Analysis of health and economic impact of weather events in US using NOAA data

Synopsis

The goal of this analysis is to study weather event data from 1950 to November 2011 and find the event types with the greatest impact on population health and those with the greatest economic impact. The impact on health will be measured by the total number of injuries and fatalities by event type, while the economic impact will be measured by the total value of damage to property and crops.

The data is from the US National Oceanic and Atmospheric Administration’s (NOAA) Storm Events Database.

The analysis shows tornadoes have the greatest health impact, being responsible for a significantly higher number of injuries and deaths than any other event type. The events responsible for the greatest property and crop damage are floods and draughts respectively.

1. Data processing

System information

sessionInfo()
R version 3.6.1 (2019-07-05)
Platform: x86_64-apple-darwin15.6.0 (64-bit)
Running under: macOS Catalina 10.15.2

locale:
[1] en_GB.UTF-8/en_GB.UTF-8/en_GB.UTF-8/C/en_GB.UTF-8/en_GB.UTF-8

1.1 Loading required libraries

library(dplyr)

1.2 Downloading storm data
We check if the raw data file exists in the working directory.

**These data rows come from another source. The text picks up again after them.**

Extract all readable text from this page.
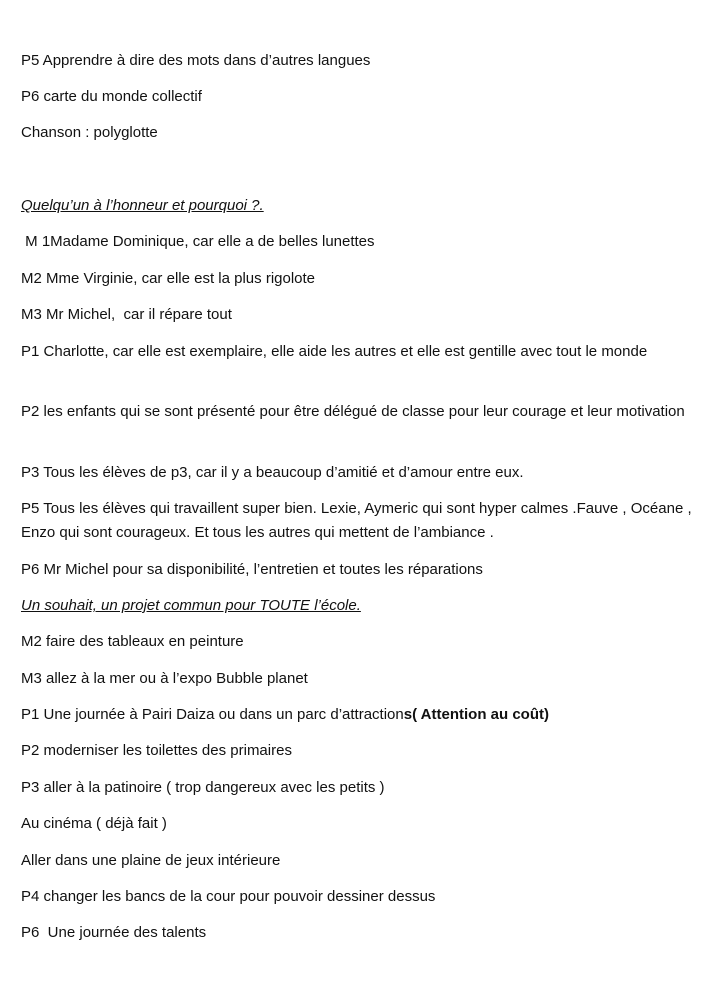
P5 Apprendre à dire des mots dans d’autres langues
P6 carte du monde collectif
Chanson : polyglotte
Quelqu’un à l’honneur et pourquoi ?.
M 1Madame Dominique, car elle a de belles lunettes
M2 Mme Virginie, car elle est la plus rigolote
M3 Mr Michel,  car il répare tout
P1 Charlotte, car elle est exemplaire, elle aide les autres et elle est gentille avec tout le monde
P2 les enfants qui se sont présenté pour être délégué de classe pour leur courage et leur motivation
P3 Tous les élèves de p3, car il y a beaucoup d’amitié et d’amour entre eux.
P5 Tous les élèves qui travaillent super bien. Lexie, Aymeric qui sont hyper calmes .Fauve , Océane , Enzo qui sont courageux. Et tous les autres qui mettent de l’ambiance .
P6 Mr Michel pour sa disponibilité, l’entretien et toutes les réparations
Un souhait, un projet commun pour TOUTE l’école.
M2 faire des tableaux en peinture
M3 allez à la mer ou à l’expo Bubble planet
P1 Une journée à Pairi Daiza ou dans un parc d’attractions( Attention au coût)
P2 moderniser les toilettes des primaires
P3 aller à la patinoire ( trop dangereux avec les petits )
Au cinéma ( déjà fait )
Aller dans une plaine de jeux intérieure
P4 changer les bancs de la cour pour pouvoir dessiner dessus
P6  Une journée des talents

If it does not, we download it from the url provided.

url <- "https://d396qusza40orc.cloudfront.net/repdata%2Fdata%2FStormData.csv.bz2"
filename <- "StormData.csv.bz2"

if (!file.exists(filename)){
        download.file(url, destfile = filename, method = "curl")
}

1.3 Reading in storm data
Now that the raw data file is in the working directory, we read it into a data frame and then subset the columns that we require for the analysis.

data <- read.csv("StormData.csv.bz2")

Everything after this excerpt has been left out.